David,
Confession: I have not tested 19x19. As you have noted, and others
before you over the years, a 19x19 board does not fit in one but three
128-bit registers and there would be a rather big penalty as a result,
perhaps (likely?) wiping out all of the benefits of bitmaps. Antoine
voiced his disappointment about the speed advantage even on 9x9 in the
e-mail to the list that served as my basis. My hope, as Hideko Kato
points out, is in longer registers or perhaps being able to port this to
a GPU. A 64-bit OS with twice the number registers would also surely
help out. Nevertheless, I was surprised that I was able to get to almost
the same level of speed as Libego provides.
The goals for this mockup were very humble: (1) to provide a basic
implementation to see what it can do (and if I could do it), and (2)

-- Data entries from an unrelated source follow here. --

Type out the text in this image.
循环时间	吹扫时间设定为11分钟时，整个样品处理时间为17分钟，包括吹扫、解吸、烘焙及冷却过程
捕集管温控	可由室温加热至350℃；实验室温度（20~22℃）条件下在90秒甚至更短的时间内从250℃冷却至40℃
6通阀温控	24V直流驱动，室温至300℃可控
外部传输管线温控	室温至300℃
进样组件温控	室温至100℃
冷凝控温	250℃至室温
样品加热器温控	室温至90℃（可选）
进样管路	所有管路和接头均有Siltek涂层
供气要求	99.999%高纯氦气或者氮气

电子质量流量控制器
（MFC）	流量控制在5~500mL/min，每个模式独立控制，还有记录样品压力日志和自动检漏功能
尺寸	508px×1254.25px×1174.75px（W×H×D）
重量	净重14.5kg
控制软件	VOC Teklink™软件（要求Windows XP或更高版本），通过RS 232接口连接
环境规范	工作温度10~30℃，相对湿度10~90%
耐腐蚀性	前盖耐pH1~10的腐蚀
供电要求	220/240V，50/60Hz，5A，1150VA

learn how to work with assembly and/or intrinsic functions (I had never
done that before). It may not be too hard to try 19x19 and just see what
happens. I may attempt this as a follow-up.
René van de Veerdonk
2009/8/23 David Fotland <fotl...@smart-games.com
<mailto:fotl...@smart-games.com>>
How much would you lose for 19x19 board? A board representation is
not very interesting unless it scales to 19 line boards.
David
*From:* computer-go-boun...@computer-go.org
<mailto:computer-go-boun...@computer-go.org>
[mailto:computer-go-boun...@computer-go.org
<mailto:computer-go-boun...@computer-go.org>] *On Behalf Of *René
van de Veerdonk
*Sent:* Sunday, August 23, 2009 1:11 PM
*To:* computer-go@computer-go.org <mailto:computer-go@computer-go.org>
*Subject:* [computer-go] Bitmap Go revisited and mockup implementation
Hi all,
After years of reading this very interesting list, I decided to make
my first contribution this week after reading once again about
bitmap go. There is no freely available implementation of a bitmap
based engine that I know of, so here is a start. Note that I am not
a professional programmer, self-taught, and this is a part-time
hobby, so do not expect perfect form.
The attachment is an attempt to create an efficient implementation
of a bitmap based light playout engine, following mostly the
recommendations as spelled out by Antoine de Maricourt in his
November 2006 message to this list. The application is single
threaded and achieves around 75-80 kpps on my Centrino Duo 2.4 GHz
Intel labtop. The mockup was developed in C/C++ using the Microsoft
Visual Studio 2008 IDE for Windows XP (32-bit) and undoubtedly
suffers from portability issues as a result. The 128-bit SSE
instructions are called through intrinsic functions, hopefully at
least these interfaces are the same for other compilers. The single
goal of this mockup was to do some benchmarking, so there is no
gtp-interface, but that would be rather easy to add for those
skilled in the art. The standard rules are used with one exception,
the Brown eye-rule is used. Multi-stone suicide is explicitly
forbidden. No superko checks are performed during playouts, and
there is no mercy-rule either.
I would be particularly interested to know if a 64-bit OS will
improve the performance significantly, as it does have a lot less
register pressure. Moving to a 64-bit OS will also make some
instructions available that allow for further
simplifications/efficiency improvements in the code. As will
enabling SSE3 or SSE4.1 instructions.
One note, the random number generator used is from Agner Fog's
public library and was not included in the attachment. You will have
to provide a random number generator yourself or download the
appropriate version from his well-known website
(www.agner.org/optimize <http://www.agner.org/optimize>)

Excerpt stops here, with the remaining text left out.